Silicon Valley hardware startup Fabric Cryptography raised $33 million in a Series A funding round to develop a cryptography processing unit, which it calls the Verifiable Processing Unit (VPU).
The Series A funding round was co-led by Blockchain Capital and 1kx, with participation from Offchain Labs, Polygon and Matter Labs among others. The round comes after a $6 million seed round led by Metaplanet, with participation from Inflection, Liquid2 Ventures and others.
The funding will enable the team to build the computing chips, software and cryptographic algorithms required for the new VPU, which the team describes as a “custom silicon chip that uses an instruction set architecture specific to cryptography,” according to a company press release. The VPU, set to go into production later this year, will be able to “drastically improve the speed and cost of running advanced cryptographic workloads” compared to currently available CPUs and GPUs, the team claims.
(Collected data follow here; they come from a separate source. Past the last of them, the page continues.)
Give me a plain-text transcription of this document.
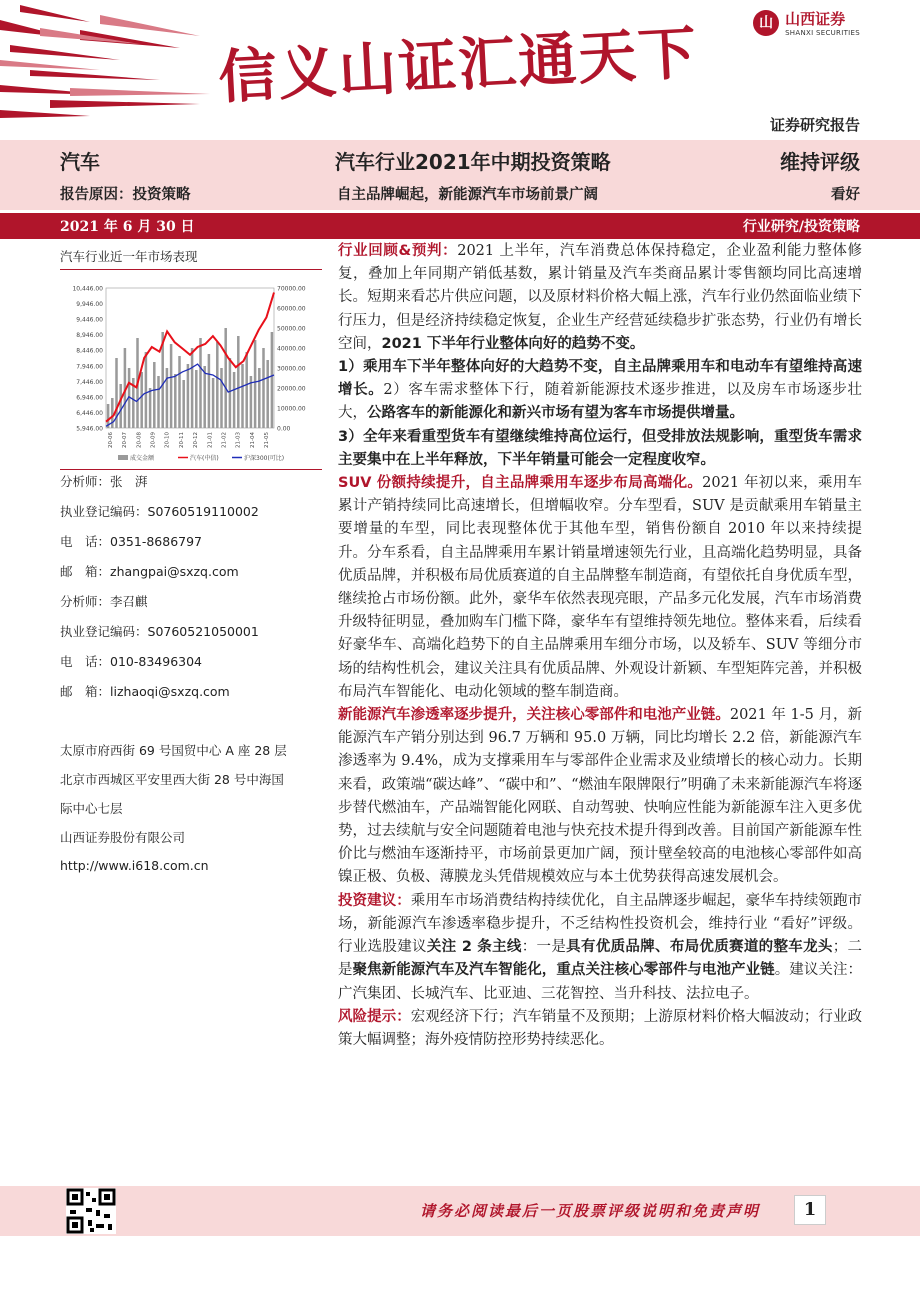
信义山证汇通天下	山 山西证券
SHANXI SECURITIES
证券研究报告
汽车	汽车行业2021年中期投资策略	维持评级
报告原因：投资策略	自主品牌崛起，新能源汽车市场前景广阔	看好
2021 年 6 月 30 日	行业研究/投资策略
汽车行业近一年市场表现
10,446.00
9,946.00
9,446.00
8,946.00
8,446.00
7,946.00
7,446.00
6,946.00
6,446.00
5,946.00
70000.00
60000.00
50000.00
40000.00
30000.00
20000.00
10000.00
0.00
20-06 20-07 20-08 20-09 20-10 20-11 20-12 21-01 21-02 21-03 21-04 21-05
成交金额	汽车(中信)	沪深300(可比)
分析师：张　湃
执业登记编码：S0760519110002
电　话：0351-8686797
邮　箱：zhangpai@sxzq.com
分析师：李召麒
执业登记编码：S0760521050001
电　话：010-83496304
邮　箱：lizhaoqi@sxzq.com
太原市府西街 69 号国贸中心 A 座 28 层
北京市西城区平安里西大街 28 号中海国
际中心七层
山西证券股份有限公司
http://www.i618.com.cn

行业回顾&预判：2021 上半年，汽车消费总体保持稳定，企业盈利能力整体修复，叠加上年同期产销低基数，累计销量及汽车类商品累计零售额均同比高速增长。短期来看芯片供应问题，以及原材料价格大幅上涨，汽车行业仍然面临业绩下行压力，但是经济持续稳定恢复，企业生产经营延续稳步扩张态势，行业仍有增长空间，2021 下半年行业整体向好的趋势不变。

1）乘用车下半年整体向好的大趋势不变，自主品牌乘用车和电动车有望维持高速增长。2）客车需求整体下行，随着新能源技术逐步推进，以及房车市场逐步壮大，公路客车的新能源化和新兴市场有望为客车市场提供增量。

3）全年来看重型货车有望继续维持高位运行，但受排放法规影响，重型货车需求主要集中在上半年释放，下半年销量可能会一定程度收窄。

SUV 份额持续提升，自主品牌乘用车逐步布局高端化。2021 年初以来，乘用车累计产销持续同比高速增长，但增幅收窄。分车型看，SUV 是贡献乘用车销量主要增量的车型，同比表现整体优于其他车型，销售份额自 2010 年以来持续提升。分车系看，自主品牌乘用车累计销量增速领先行业，且高端化趋势明显，具备优质品牌，并积极布局优质赛道的自主品牌整车制造商，有望依托自身优质车型，继续抢占市场份额。此外，豪华车依然表现亮眼，产品多元化发展，汽车市场消费升级特征明显，叠加购车门槛下降，豪华车有望维持领先地位。整体来看，后续看好豪华车、高端化趋势下的自主品牌乘用车细分市场，以及轿车、SUV 等细分市场的结构性机会，建议关注具有优质品牌、外观设计新颖、车型矩阵完善，并积极布局汽车智能化、电动化领域的整车制造商。

新能源汽车渗透率逐步提升，关注核心零部件和电池产业链。2021 年 1-5 月，新能源汽车产销分别达到 96.7 万辆和 95.0 万辆，同比均增长 2.2 倍，新能源汽车渗透率为 9.4%，成为支撑乘用车与零部件企业需求及业绩增长的核心动力。长期来看，政策端“碳达峰”、“碳中和”、“燃油车限牌限行”明确了未来新能源汽车将逐步替代燃油车，产品端智能化网联、自动驾驶、快响应性能为新能源车注入更多优势，过去续航与安全问题随着电池与快充技术提升得到改善。目前国产新能源车性价比与燃油车逐渐持平，市场前景更加广阔，预计壁垒较高的电池核心零部件如高镍正极、负极、薄膜龙头凭借规模效应与本土优势获得高速发展机会。

投资建议：乘用车市场消费结构持续优化，自主品牌逐步崛起，豪华车持续领跑市场，新能源汽车渗透率稳步提升，不乏结构性投资机会，维持行业 “看好”评级。行业选股建议关注 2 条主线：一是具有优质品牌、布局优质赛道的整车龙头；二是聚焦新能源汽车及汽车智能化，重点关注核心零部件与电池产业链。建议关注：广汽集团、长城汽车、比亚迪、三花智控、当升科技、法拉电子。

风险提示：宏观经济下行；汽车销量不及预期；上游原材料价格大幅波动；行业政策大幅调整；海外疫情防控形势持续恶化。

请务必阅读最后一页股票评级说明和免责声明	1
Fabric Cryptography claims to have already received tens of millions of dollars in pre-orders for its new unit and is concurrently developing a software stack and cloud infrastructure to make the tech more accessible for developers and support growing demand.
“There exists a whole world of advanced cryptographic algorithms that go beyond protecting our data, and can actually begin to guarantee trust, if we can run them efficiently. Billions of dollars have been poured into better AI chips of all kinds, but researchers and industry projects in cryptography have had to settle with CPUs or GPUs, which were never made for the kind of intensive math that advanced cryptography uses,” said Fabric Cryptography’s co-founder and CEO Michael Gao.
Dr Wei Dai, a cryptographer and research partner at 1kx, stated that what sets the VPU apart is its “unique combination of programmability, flexibility, and performance,” adding that “unlike other fixed-function chips, which are common in cryptography, the VPU is future-proof — it can adapt to new cryptography algorithms as they are developed.”
Fabric Cryptography was founded by MIT and Stanford dropouts and AI veterans. Its team includes over 50 AI hardware and software engineers and cryptographers from companies such as Nvidia, Google, Amazon, Groq, and Cerebras. The team aims to utilize hardware-software codesign techniques currently found in AI hardware.